I walked down to the water to warm up about 30 minutes before my start time. BRRRR! Did I mention the water was cold? I think I saw some ice float by...
Biggest surprise: the number of people who didn’t have wetsuits. This was my first race in a wetsuit. I usually count the number of people without suits: the number is usually 3-5 for the entire race but this time it was 3-8 per age group. While I was setting up my transition area I met a guy doing his first race in an old pastel-colored O’Neil waterskiing wetsuit. Well, to each his own.
Swim: 12:10 748/839
As the horn sounded first wave of men started off a bald eagle was started out of a nearby tree, flew a circle around the swim area, and returned to his perch, most likely to sleep off his headache from the air horn. A few minutes later I was shivering in the water waiting for my heat to begin. When my heat finally began my body went into shock. The water was incredibly cold away from shore and seriously prevented me from getting into any kind of freestyle rhythm: I ended up doing the breast stroke for more than half the course. After what seemed like an eternity I staggered out of the water and into T1 nearly 2 minutes slower than last year. The cold water really threw me for a loop and negatively impacted me for the rest of the race.

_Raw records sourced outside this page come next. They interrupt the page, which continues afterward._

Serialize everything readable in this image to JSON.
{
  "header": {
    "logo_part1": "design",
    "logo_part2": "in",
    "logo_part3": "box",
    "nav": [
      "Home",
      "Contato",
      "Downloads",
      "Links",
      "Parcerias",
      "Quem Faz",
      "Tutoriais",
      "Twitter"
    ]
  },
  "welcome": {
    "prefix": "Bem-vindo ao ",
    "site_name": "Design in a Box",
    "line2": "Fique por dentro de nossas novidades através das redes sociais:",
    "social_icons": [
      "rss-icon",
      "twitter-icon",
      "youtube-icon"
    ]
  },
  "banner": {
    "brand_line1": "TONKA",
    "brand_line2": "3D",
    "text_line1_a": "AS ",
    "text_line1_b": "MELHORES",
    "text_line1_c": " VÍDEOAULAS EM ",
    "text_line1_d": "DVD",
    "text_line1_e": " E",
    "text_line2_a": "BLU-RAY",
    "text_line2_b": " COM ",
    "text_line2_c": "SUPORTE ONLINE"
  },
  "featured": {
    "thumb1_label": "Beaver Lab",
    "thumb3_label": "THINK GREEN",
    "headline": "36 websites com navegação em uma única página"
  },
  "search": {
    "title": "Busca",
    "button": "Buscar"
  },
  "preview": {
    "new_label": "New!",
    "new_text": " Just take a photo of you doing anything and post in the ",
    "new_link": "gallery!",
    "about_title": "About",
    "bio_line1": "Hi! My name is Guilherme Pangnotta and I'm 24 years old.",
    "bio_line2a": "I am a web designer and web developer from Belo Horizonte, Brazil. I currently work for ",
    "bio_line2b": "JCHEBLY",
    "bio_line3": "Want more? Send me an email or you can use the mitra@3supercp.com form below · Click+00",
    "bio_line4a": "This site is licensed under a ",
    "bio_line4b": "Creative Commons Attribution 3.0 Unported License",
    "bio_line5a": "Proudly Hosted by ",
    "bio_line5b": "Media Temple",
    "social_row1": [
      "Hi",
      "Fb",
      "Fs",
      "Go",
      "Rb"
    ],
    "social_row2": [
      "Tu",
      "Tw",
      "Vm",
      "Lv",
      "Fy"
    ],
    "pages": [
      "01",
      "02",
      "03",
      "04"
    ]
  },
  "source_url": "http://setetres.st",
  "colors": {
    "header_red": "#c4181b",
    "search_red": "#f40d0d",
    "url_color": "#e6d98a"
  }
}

The run into transition was easier than I thought. The muddy ground was quite soft and squishy between the toes. I took the extra time with a water bottle to rinse my feet a bit before putting into my socks which turned out to be unnecessary. As I exited transition in my bike shoes they filled with water and mud.
Bike 48:22 391/839
The bike is typically where I shine, thanks to my bike commute schedule, but not this year. My legs took a VERY long time to warm up from that cold water. The other impacting problem was the very long and narrow exit out and then approach into the park which did not allow for passing. This created about a mile in each direction where everyone was at the mercy of the riders in front of them. In a race staggered start and a duathlon it made for some frustrating minutes lost. I was shooting for 40 minutes or under and was quite shocked at my time.
I traded my muddy bike shoes for an old pair of running shoes that I had remembered to bring (i.e. not my nice, newer shoes).
Run: 25:52 612/839Muddy shoes after the run
The run was almost enjoyable. The sun came out and started to warm things up. I even ended up with a bit of a sun burn. The new run course was an out and back loop on sidewalks through the park. I didn't have my GPS running but I swear it was under 5K. I was very happy to be at the end of that race.
Total: 1:32:53 OA: 539/839 AG: 88/113
Once again, it was a fun day. The weather, mud, and cold water made for a very interesting and educational experience.
- Old running shoes are great for short races if you don't want to get your new shoes muddy.
- If the water temp is less than 62F, go for the LONG SLEEVED wet suit.
- Do more warm up in the cold water before the race to better acclimate to the frigid temps.